More than 26 percent of married women in the Democratic Republic of the Congo (DRC) want to avoid pregnancy but aren’t using a modern method of family planning. Furthermore, meeting this demand for family planning is not an easy task in the DRC, where deep-seated traditional and religious views exist around family size, gender roles and the use of contraception.
USAID programs have worked to meet the needs of women in the DRC by expanding access to a wide range of family planning choices from short term to long acting reversible contraceptives and permanent methods. USAID has also identified the need to increase access to non-hormonal methods to increase options for women and couples. Since 2003, USAID and its partners have worked to incorporate fertility awareness-based methods into the DRC context, in particular, the Standard Days Method “SDM” (PDF), developed by the Institute for Reproductive Health with funding from USAID. Using SDM, women track their menstrual cycles with CycleBeads in order to avoid unprotected intercourse during their fertile days and by doing so can prevent pregnancy. Based on World Health Organization analyses (PDF), with perfect use, the SDM is effective 95% of the time, and 88% of the time with average use.
CycleBeads have a particularly strong acceptance in the DRC’s religious communities. I recently visited the capital city of Kinshasa and was lucky enough to attend a community training of young women on use of CycleBeads. A local Catholic organization, La Conduite de la Fecondité, conducts these trainings twice per week in thirteen integrated maternal and child health clinics all across Kinshasa. It was a moving experience for me as a development professional (even though I did not speak a word of Lingale!). The training incorporated singing, dancing and call-and-response, which created a fun atmosphere where learning could happen.

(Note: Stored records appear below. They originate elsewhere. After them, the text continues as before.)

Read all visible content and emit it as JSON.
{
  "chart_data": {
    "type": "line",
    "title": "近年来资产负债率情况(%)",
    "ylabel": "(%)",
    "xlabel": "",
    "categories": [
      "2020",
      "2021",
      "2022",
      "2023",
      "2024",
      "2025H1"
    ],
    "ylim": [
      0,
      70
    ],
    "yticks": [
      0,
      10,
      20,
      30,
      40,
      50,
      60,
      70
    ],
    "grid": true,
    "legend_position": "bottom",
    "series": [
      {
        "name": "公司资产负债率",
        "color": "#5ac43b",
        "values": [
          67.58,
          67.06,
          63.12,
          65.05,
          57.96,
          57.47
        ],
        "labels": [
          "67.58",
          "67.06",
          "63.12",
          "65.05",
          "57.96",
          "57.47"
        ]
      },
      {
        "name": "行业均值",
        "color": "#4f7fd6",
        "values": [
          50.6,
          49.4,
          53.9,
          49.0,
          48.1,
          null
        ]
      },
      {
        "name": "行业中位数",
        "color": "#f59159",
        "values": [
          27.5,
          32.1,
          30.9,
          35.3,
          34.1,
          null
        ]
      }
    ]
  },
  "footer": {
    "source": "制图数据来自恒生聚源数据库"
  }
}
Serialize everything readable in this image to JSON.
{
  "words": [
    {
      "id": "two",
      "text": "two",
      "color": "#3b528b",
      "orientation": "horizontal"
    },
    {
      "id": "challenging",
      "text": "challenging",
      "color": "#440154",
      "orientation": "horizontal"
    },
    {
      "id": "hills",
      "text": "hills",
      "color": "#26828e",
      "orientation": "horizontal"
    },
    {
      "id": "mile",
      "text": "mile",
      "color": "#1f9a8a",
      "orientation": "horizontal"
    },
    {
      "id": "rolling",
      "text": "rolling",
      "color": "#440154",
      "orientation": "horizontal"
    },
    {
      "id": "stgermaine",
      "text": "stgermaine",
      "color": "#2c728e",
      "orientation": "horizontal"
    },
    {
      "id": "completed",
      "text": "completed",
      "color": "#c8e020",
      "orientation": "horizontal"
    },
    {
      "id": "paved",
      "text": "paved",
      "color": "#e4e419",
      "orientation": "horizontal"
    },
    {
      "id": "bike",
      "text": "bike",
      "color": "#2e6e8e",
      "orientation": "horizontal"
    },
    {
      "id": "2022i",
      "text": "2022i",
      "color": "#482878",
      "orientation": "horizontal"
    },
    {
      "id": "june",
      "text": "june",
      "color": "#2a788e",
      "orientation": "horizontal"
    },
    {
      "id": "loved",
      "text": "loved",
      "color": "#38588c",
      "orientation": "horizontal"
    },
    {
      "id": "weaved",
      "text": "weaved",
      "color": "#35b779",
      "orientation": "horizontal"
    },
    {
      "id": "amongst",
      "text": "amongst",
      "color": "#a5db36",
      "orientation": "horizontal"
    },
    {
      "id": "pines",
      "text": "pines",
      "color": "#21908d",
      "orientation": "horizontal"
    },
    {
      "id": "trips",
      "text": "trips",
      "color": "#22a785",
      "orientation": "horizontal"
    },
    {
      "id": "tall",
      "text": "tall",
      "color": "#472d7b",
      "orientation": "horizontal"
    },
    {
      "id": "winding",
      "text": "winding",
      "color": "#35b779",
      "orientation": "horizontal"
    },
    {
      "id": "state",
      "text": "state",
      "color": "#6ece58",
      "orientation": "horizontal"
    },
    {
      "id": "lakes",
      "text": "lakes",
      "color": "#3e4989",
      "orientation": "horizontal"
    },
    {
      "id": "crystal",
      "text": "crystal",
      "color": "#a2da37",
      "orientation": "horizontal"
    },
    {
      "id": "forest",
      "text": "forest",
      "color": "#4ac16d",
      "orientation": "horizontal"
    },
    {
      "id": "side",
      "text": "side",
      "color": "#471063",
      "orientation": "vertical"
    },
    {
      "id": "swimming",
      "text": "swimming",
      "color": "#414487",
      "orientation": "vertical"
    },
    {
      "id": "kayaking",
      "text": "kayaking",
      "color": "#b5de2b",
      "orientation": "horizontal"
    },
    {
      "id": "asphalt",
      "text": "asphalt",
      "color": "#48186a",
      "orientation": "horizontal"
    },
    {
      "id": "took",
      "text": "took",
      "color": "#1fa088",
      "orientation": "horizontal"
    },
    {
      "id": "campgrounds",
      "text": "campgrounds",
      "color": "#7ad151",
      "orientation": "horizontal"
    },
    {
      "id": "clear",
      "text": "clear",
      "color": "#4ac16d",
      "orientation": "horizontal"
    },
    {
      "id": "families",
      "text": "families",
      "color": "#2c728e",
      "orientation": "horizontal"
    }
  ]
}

Later that day I also met with representatives from Maman An’Sar, a Muslim organization who advocates to local Imams to incorporate family planning messages (PDF) into their weekly sermons. Following a sermon, Maman sends out teams of community health workers who follow up with individuals and couples from the congregations to talk about what they heard. Faith-based organizations like Maman and religious leaders have significant potential to influence positive behavior change within communities and disseminate reproductive health messages.
The use of CycleBeads continues to grow in the DRC. Today, SDM has been scaled-up in 278 of 515 health zones, and CycleBeads are available in more than 1800 sites with trained providers ready to assist potential users. Moreover, SDM has been included in all Ministry of Health norms and protocol documents, ensuring long-term host government support of fertility awareness-based contraception as a key component of the contraceptive method mix.
Access to family planning information and services is only one health challenge in the DRC, but it’s an important one. The DRC has one of the highest rates of child mortality in the world, and enabling couples to determine whether, when and how often to have children is vital to safe motherhood and child survival. Research has shown improving access to family planning and reproductive health services could prevent up to 40 percent of maternal deaths across the world, and save the lives of 1.6 million children (PDF) under the age of five annually. Increasing access not only to hormonal methods of family planning, but also to fertility awareness methods is one way in which USAID and its partners are seeking to meet unmet need in the DRC and across the world.